1 - Access management (7 items)
2 - Policy and other (7 items)
3 - Content management (9 items)
4 - Monitoring and containment (9 items)
5 - Desktop (8 items)
6 - Mobile computing (4 items)
7 - Data network (6 items)
8 - Facilities (5 items)
Those related to Facilities are part of our multi-year disaster recovery project. They involve mechanical, electrical and environmental monitoring. Although disaster recovery is a component of HIPAA's security rule, we'll decided to exclude these from our scoring activity. The projects already underway and are largely managed by dedicated IS teams.
To collapse the rest into the three groups, we clustered our risks into categories and teams as follows:
Team 1 - Access management and policy/other (14 items)
Team 2 - Content management and monitoring/containment (18 items)
Team 3 - Desktop, mobile computing and data network (18 items)
We assigned 5 members to each team including appropriate representatives from IS and compliance. We also designated team leader.
Deliverables
We created a scoring spreadsheet and gave each team the following instructions
"For items 1 to 5, please use a 1 to 5 Likert scale for your ratings. As you can see, the lower the rating the less work, less impact, and less risk. Vice versa for higher ratings.

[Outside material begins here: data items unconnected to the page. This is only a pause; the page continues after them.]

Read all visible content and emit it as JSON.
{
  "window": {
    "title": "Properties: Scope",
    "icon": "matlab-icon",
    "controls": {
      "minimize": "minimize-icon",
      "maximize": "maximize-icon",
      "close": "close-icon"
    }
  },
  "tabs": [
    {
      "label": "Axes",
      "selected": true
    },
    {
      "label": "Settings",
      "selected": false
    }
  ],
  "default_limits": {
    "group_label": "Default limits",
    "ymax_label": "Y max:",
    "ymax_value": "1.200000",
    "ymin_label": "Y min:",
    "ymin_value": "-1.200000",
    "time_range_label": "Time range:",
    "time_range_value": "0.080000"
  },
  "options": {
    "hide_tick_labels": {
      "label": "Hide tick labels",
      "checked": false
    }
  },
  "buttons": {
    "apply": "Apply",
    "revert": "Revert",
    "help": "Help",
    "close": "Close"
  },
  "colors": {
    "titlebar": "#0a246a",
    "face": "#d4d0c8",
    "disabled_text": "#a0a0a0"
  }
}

1. Rate the workforce impact or "disruption factor". Rate from 1 to 5; minimal to significant. Do this for both the initial (first 6 months) and on-going impact.

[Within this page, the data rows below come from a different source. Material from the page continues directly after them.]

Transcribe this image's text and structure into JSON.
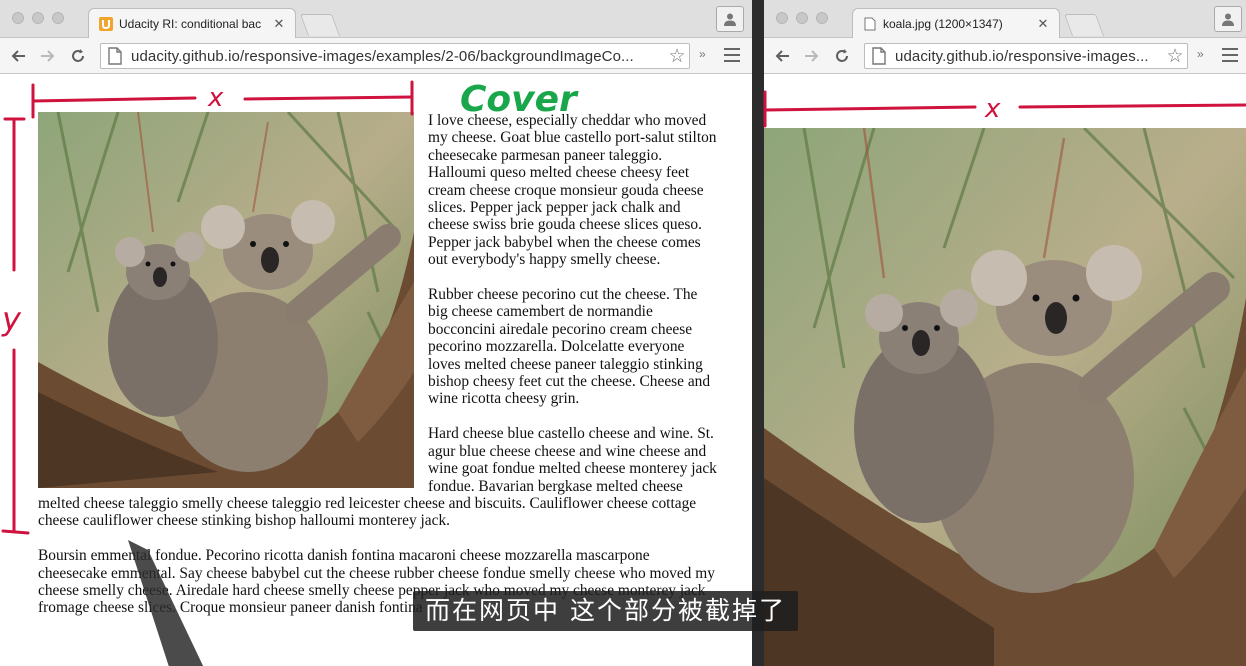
{
  "left_window": {
    "tab_title": "Udacity RI: conditional bac",
    "favicon_letter": "U",
    "url": "udacity.github.io/responsive-images/examples/2-06/backgroundImageCo...",
    "ext_chevrons": "»"
  },
  "right_window": {
    "tab_title": "koala.jpg (1200×1347)",
    "url": "udacity.github.io/responsive-images...",
    "ext_chevrons": "»"
  },
  "article": {
    "paragraphs": [
      "I love cheese, especially cheddar who moved my cheese. Goat blue castello port-salut stilton cheesecake parmesan paneer taleggio. Halloumi queso melted cheese cheesy feet cream cheese croque monsieur gouda cheese slices. Pepper jack pepper jack chalk and cheese swiss brie gouda cheese slices queso. Pepper jack babybel when the cheese comes out everybody's happy smelly cheese.",
      "Rubber cheese pecorino cut the cheese. The big cheese camembert de normandie bocconcini airedale pecorino cream cheese pecorino mozzarella. Dolcelatte everyone loves melted cheese paneer taleggio stinking bishop cheesy feet cut the cheese. Cheese and wine ricotta cheesy grin.",
      "Hard cheese blue castello cheese and wine. St. agur blue cheese cheese and wine cheese and wine goat fondue melted cheese monterey jack fondue. Bavarian bergkase melted cheese melted cheese taleggio smelly cheese taleggio red leicester cheese and biscuits. Cauliflower cheese cottage cheese cauliflower cheese stinking bishop halloumi monterey jack.",
      "Boursin emmental fondue. Pecorino ricotta danish fontina macaroni cheese mozzarella mascarpone cheesecake emmental. Say cheese babybel cut the cheese rubber cheese fondue smelly cheese who moved my cheese smelly cheese. Airedale hard cheese smelly cheese pepper jack who moved my cheese monterey jack fromage cheese slices. Croque monsieur paneer danish fontina"
    ]
  },
  "annotations": {
    "cover_label": "Cover",
    "x_label": "x",
    "y_label": "y",
    "colors": {
      "red": "#d0123e",
      "green": "#1aa64a"
    }
  },
  "subtitle": "而在网页中 这个部分被截掉了"
}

2. Probability the vulnerability we are trying to protect against will occur. Rate from 1 to 5; unlikely to very likely.
3. Impact if the vulnerability does manifest itself. Rate from 1 to 5; minimal to significant.
4. Overall Compliance effort required. Rate from 1 to 5; minimal to significant.

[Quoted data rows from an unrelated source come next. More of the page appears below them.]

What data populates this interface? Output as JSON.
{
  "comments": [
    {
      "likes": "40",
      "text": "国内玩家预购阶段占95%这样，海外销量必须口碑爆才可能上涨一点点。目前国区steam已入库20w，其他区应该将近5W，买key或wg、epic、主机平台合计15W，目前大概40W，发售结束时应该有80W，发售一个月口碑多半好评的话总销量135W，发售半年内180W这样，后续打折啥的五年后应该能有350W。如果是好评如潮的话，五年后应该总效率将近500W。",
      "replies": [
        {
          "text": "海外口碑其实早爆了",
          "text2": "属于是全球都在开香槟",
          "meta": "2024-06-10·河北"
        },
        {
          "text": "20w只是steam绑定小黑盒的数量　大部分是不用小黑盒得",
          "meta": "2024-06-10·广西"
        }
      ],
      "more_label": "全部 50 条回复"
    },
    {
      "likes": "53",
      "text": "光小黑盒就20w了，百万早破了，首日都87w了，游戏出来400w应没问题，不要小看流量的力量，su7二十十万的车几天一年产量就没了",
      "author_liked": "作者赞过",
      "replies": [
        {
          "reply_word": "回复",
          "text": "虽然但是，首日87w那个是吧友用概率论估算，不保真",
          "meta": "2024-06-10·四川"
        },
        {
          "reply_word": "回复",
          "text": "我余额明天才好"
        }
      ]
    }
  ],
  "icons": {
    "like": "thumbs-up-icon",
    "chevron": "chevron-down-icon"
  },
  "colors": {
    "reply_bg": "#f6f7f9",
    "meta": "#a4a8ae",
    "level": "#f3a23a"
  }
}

5. Overall Information Systems effort required. Rate from 1 to 5; minimal to significant.
6. One-time capital estimate. Consider application software, professional services, training, hardware, data base software, and other items normally charged to one-time capital for projects such as these.
7. One-time internal labor. Estimate in FTE's. For example, a project requiring 520 hours of internal labor would be (520/2080) or .25 FTE. Consider the full range of activities normally undertaken to bring a system into production.
8. Recurring internal labor. Post-go live support also expressed in FTE.
9. Recurring maintenance and purchased services. Annual cost.
10. Recurring - other. Any remaining recurring support cost not included above. Annual cost.
11. Overall priority - 1 to 14 for Team 1 and 1 to 18 for Teams 2 and 3.
In addition to filling in the spreadsheet, please document whatever other factors you considered or would recommend with regard to the risk item. For example, you may suggest that an item be broken up into two or more projects to address the most important elements (80/20 rule) and keep parse the costs."
Deadlines
We asked the team leaders to submit their completed spreadsheets by June 22 so that everyone has a chance to review their work before our next planning meeting on June 27.
On June 26th, the team leaders will meet with me to consolidate all their recommendations into a single list.
On Wednesday, June 27th from 2-4pm, we will meet with all the stakeholders to present a summarization of Team deliverables, complete a consolidated ranking of all risk items, set a tentative timeline for each item by fiscal year, and identify a sponsor or lead for each item.
The end result will be a multidisciplinary compliance priority list and work plan for the next two years.
I'll let know if this formal process works to bring order to a large body of work. At the point, I'm optimistic
What an excellent series this is going to be? I work with hospital compliance officers, and therefore I will be following the specifics with great interest.